On Thu, Jun 5, 2008 at 5:49 AM, Goel, Ankur <[EMAIL PROTECTED]> wrote:

> It draws reference from Java implementation -
> http://www.arbylon.net/projects/LdaGibbsSampler.java
> which is a single class version of LDA using gibbs sampling with
> slightly better code documentation.
> I am trying to understand the code while reading the paper you suggested
> -
> "Distributed Inference for Latent Drichlet Allocation".
>
> -----Original Message-----
> From: Daniel Kluesing [mailto:[EMAIL PROTECTED]

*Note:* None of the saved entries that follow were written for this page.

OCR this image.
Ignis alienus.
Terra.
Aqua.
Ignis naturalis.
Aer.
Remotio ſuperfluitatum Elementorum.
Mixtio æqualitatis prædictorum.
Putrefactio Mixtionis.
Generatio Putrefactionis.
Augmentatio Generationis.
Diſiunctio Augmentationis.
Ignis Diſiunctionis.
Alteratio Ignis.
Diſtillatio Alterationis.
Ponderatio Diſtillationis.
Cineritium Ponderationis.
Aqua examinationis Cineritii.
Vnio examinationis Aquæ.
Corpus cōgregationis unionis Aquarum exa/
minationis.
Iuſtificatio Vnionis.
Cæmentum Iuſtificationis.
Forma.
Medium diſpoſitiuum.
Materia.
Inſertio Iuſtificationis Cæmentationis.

> Sent: Wednesday, June 04, 2008 8:31 PM
> To: [email protected]
> Subject: RE: LDA [was RE: Taste on Mahout]
>
> Ted may have a better one, but in my quick poking around at things
> http://gibbslda.sourceforge.net/ looks to be a good implementation of
> the Gibbs sampling approach.
>
> -----Original Message-----
> From: Goel, Ankur [mailto:[EMAIL PROTECTED]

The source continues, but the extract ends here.